Statistical analysis
Continuous data such as pH values were assessed for normal distribution using Kolmogonov-Smirnov test and were then compared using the Student’s t-test or Mann-Whitney U test, as appropriate. Categorical data such as the incidence of bradycardia were analyzed using chi-square test. A survival analysis with log-rank test was used to compare the requirement of physician interventions for correcting maternal hemodynamic abnormalities (including injection of rescuing bolus of vasopressors or atropine and temporary cessation of vasopressor infusion). The area under the curves (AUC) for SBP and heart rate plotted against time were calculated using the trapezium rule. As the surgical time varied among parturients, a variable number for heart rate and blood pressure measurements were recorded for each parturient. Each AUC value was divided by the number of data points recorded to give the standardized AUC for each patient, which were compared between two vasopressors using the Student’s t-test. Analysis was performed with Prism (version 8.4.3, GraphPad Software, San Diego, California USA). A p value < 0.05 was considered statistically significant.

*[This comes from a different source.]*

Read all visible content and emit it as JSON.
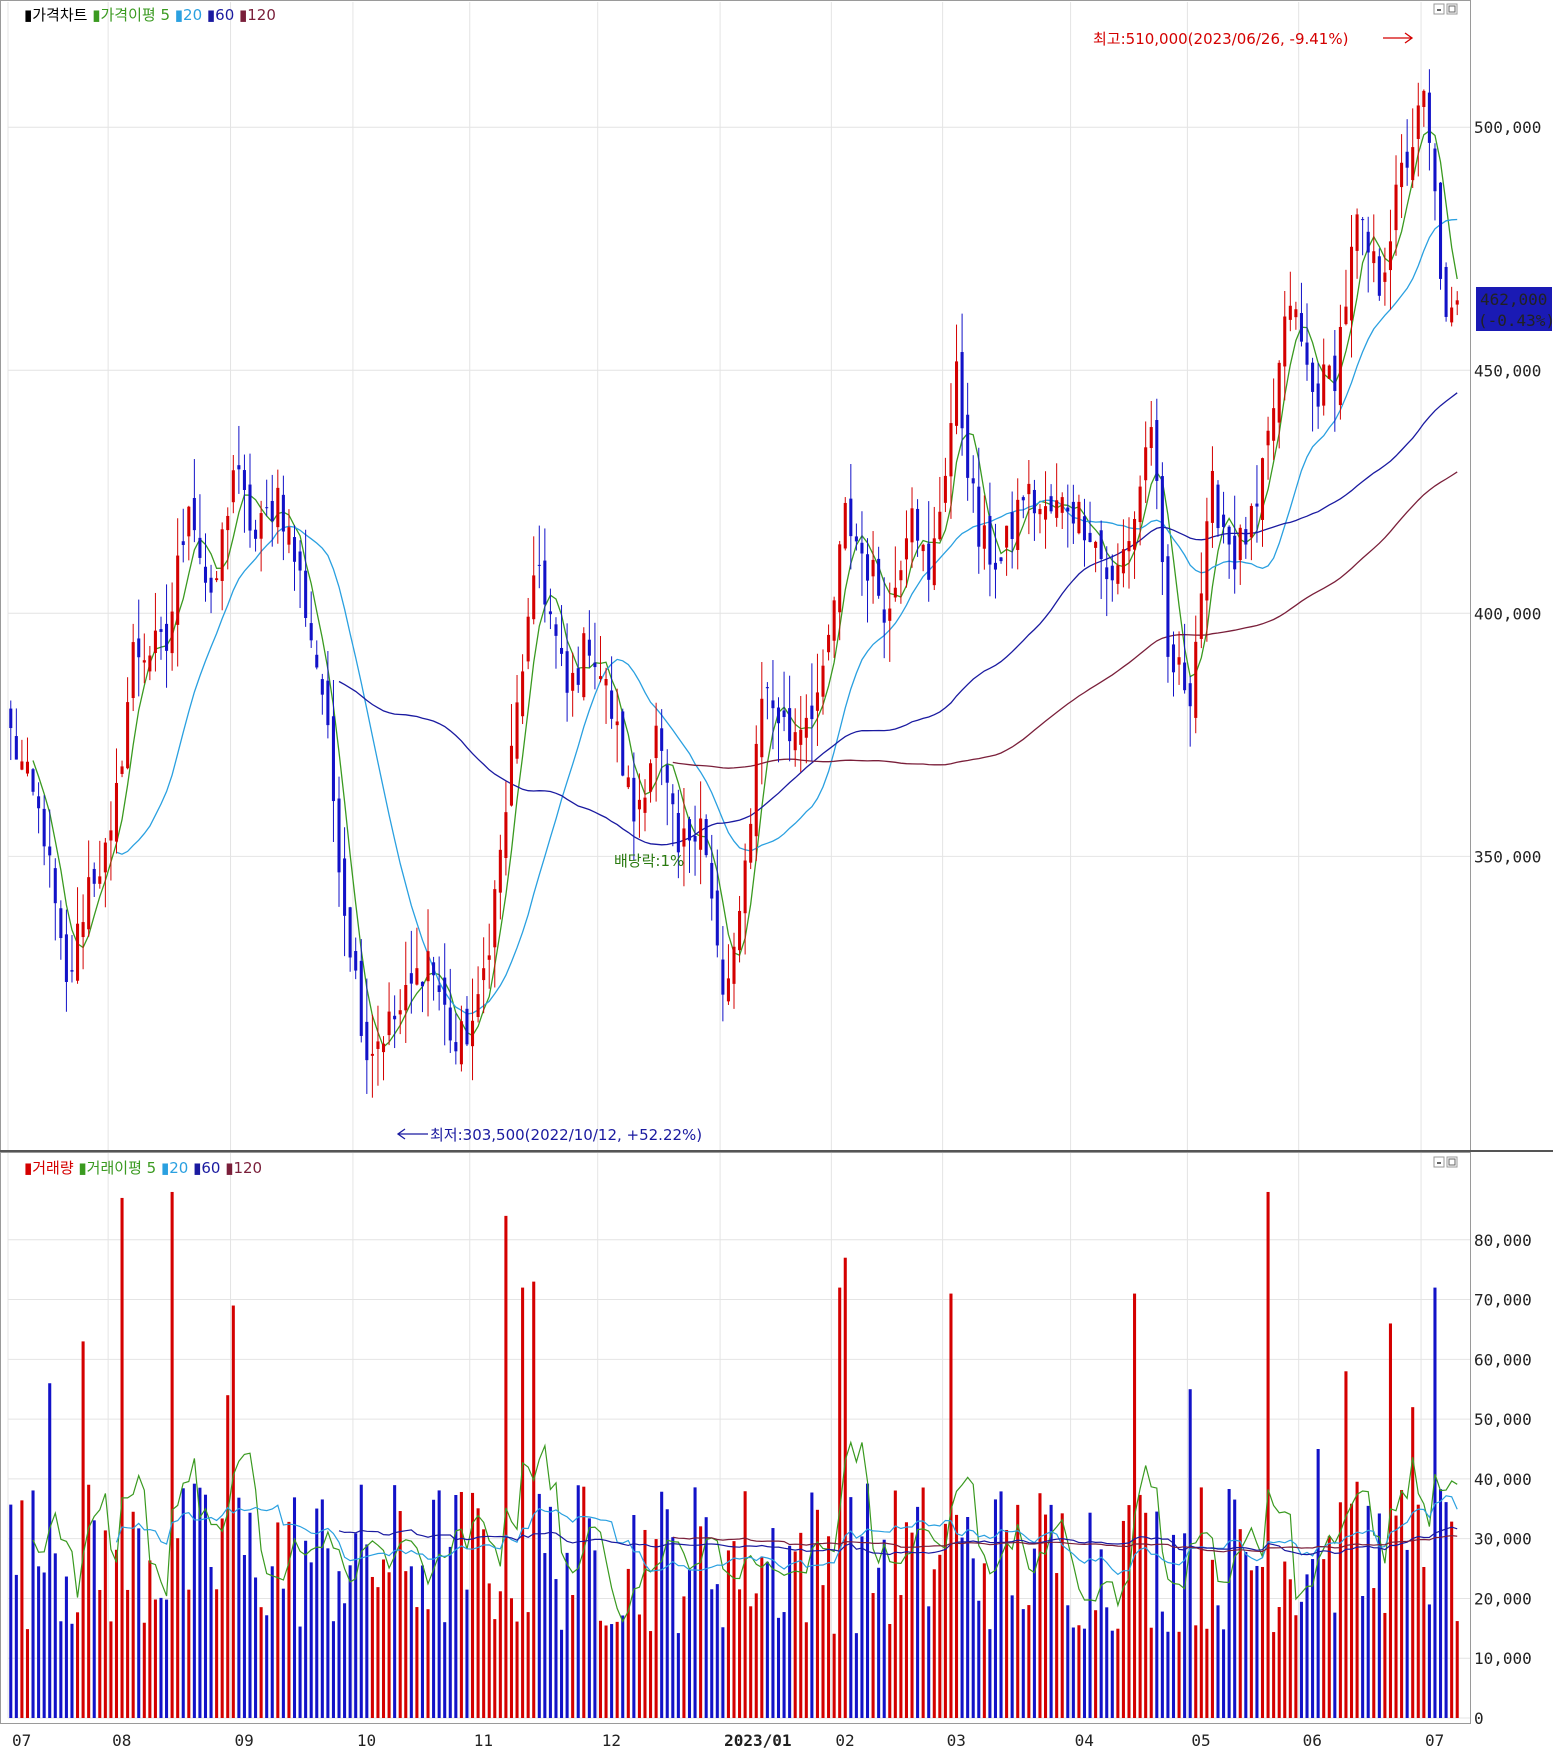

The sample size was calculated based on our unpublished preliminary data, in which parturients with twin pregnancy received norepinephrine or phenylephrine infusion following spinal anesthesia. The means of standardized AUC for heart rate were 79 ± 12 and 72 ± 8 beats/min for norepinephrine and phenylephrine, respectively. A minimal sample size of 46 per group was required to detect a significant difference (10% of the baseline heart rate) between two groups, with 90% power and a two-sided type I error of 0.05. Considering the potential withdraw of consent or loss of follow-up, a final sample size of 50 per group was determined.